The team is ready to do it all again in two years when the summer games reconvene in Cleveland.
“We’re going to have to recruit some more players for next time because I think one or two of these girls aren’t going to keep playing,” McGlasson said. “One of them is going to help me coach and I am happy to have her.
“The thing is, we don’t have a league for women over 50. This team plays in a regular league made up of women 18 to 35 or so. In the tournament, every other team was made up of all-stars from a league. We were the only team that was formed the way this one was – with a group of women getting together with the express purpose of going to the national tournament.”

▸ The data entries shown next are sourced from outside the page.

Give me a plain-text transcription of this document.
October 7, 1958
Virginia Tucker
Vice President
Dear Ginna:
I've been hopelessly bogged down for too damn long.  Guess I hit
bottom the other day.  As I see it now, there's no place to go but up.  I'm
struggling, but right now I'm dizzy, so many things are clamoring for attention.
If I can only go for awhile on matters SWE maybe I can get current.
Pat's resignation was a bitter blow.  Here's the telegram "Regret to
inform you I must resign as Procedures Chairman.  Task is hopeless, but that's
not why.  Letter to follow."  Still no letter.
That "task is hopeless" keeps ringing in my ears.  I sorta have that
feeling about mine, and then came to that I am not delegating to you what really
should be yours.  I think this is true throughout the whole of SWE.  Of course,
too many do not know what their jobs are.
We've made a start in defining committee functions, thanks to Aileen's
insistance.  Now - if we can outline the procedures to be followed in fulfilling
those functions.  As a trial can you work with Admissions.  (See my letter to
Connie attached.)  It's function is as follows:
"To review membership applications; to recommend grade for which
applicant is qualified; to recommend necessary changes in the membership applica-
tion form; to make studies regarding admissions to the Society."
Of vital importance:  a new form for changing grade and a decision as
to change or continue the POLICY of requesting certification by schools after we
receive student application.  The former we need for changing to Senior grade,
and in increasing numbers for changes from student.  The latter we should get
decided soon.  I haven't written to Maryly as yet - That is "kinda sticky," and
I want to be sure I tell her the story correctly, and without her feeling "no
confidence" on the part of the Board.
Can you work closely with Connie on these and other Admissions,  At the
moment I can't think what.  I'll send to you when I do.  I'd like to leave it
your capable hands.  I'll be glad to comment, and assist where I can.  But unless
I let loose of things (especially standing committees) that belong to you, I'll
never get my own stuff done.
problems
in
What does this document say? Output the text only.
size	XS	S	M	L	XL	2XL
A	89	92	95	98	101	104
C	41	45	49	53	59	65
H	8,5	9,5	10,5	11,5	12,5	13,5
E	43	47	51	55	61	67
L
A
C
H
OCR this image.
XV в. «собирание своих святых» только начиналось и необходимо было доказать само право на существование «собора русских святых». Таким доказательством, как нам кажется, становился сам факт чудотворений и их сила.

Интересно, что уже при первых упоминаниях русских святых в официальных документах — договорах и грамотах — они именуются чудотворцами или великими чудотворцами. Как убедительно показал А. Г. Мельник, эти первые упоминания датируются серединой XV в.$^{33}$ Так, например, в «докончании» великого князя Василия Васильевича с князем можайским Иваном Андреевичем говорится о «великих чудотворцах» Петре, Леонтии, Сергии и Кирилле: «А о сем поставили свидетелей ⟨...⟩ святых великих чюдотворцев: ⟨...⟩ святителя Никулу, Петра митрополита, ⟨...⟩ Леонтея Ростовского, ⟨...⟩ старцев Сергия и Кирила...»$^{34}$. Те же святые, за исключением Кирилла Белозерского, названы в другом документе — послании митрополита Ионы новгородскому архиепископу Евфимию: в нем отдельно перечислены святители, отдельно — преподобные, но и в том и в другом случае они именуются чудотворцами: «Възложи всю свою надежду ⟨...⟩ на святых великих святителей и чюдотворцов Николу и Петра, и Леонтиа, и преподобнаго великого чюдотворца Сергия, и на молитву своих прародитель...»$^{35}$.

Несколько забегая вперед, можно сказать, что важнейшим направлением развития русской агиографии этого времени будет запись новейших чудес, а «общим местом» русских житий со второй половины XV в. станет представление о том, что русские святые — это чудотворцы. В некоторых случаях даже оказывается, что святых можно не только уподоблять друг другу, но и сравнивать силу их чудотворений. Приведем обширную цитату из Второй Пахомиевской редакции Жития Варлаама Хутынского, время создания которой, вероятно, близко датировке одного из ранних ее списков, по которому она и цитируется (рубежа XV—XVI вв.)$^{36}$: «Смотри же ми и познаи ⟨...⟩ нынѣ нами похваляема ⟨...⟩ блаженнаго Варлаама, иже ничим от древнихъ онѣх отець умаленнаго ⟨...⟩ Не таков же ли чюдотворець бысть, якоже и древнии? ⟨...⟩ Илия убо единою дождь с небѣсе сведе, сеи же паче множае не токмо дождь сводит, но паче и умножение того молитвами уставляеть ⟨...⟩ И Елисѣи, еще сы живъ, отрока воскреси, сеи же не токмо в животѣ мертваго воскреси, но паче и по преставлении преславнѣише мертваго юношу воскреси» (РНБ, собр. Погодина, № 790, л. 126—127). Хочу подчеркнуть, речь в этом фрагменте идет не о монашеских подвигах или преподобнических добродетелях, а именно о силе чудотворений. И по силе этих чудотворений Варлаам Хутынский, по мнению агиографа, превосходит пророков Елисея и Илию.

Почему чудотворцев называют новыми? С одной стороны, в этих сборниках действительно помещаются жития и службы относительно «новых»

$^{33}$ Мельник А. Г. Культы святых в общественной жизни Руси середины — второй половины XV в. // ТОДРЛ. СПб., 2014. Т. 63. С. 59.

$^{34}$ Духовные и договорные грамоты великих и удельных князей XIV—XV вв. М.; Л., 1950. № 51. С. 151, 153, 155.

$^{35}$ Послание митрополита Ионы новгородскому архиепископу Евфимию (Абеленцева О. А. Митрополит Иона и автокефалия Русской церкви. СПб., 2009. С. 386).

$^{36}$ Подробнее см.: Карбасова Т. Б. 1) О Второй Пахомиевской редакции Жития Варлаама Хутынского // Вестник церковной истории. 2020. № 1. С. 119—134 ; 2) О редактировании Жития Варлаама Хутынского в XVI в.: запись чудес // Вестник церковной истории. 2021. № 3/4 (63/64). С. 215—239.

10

Still, DeWitt said, the Sparx don’t take a backseat to all-stars.
“I think we all have been all-stars in leagues we’ve played in,” she said. “I’m almost 60 and when I go out to play with a group of younger players, they always ask me to join their team. I think that’s true for all of us.
“The age range for this team runs from 50 to about 64 or 65. The other teams in the tournament were from 50 to 54 because of the way they were formed. Players 55 and over were put in different age groups. And still we held our own.”
The team, DeWitt said, would eventually like to move up to an older age group, but must wait for the youngest teammates to age appropriately.
“We’ll still be playing in the 50 to 54 age group in two years.”
For his part, McGlasson plans to stick around, too.
“My wife works with one of these players and she told me they were looking for a coach,” he said. “I wasn’t all that interested – I thought I was done coaching. I even went to watch them play one night and thought to myself ‘Nah.’ ”
But then, on second look, he started to see a few things he could help with. After that, he says, he was hooked.
“They say there is a big difference between coaching kids and coaching women,” he offered. “But no, there really isn’t.”
“I think the biggest difference Gary brought to us was his ability to help bring up our fundamentals and improve our base game,” DeWitt said.
On its own, the team sets a high standard for fitness. It has a trainer at Oz Fitness who helps the team maintain its core fitness level and several women work out far beyond that level.
“I think some of us may have overtrained,” DeWitt laughed.
In fact, McGlasson said, tournament officials had their own nickname for the Sparx.
“At the start of the tournament we had to tell everyone where Spokane, Washington was,” he said. “By the end of the tournament, they were calling us the Spokane Gun Show because all of these women have great biceps.”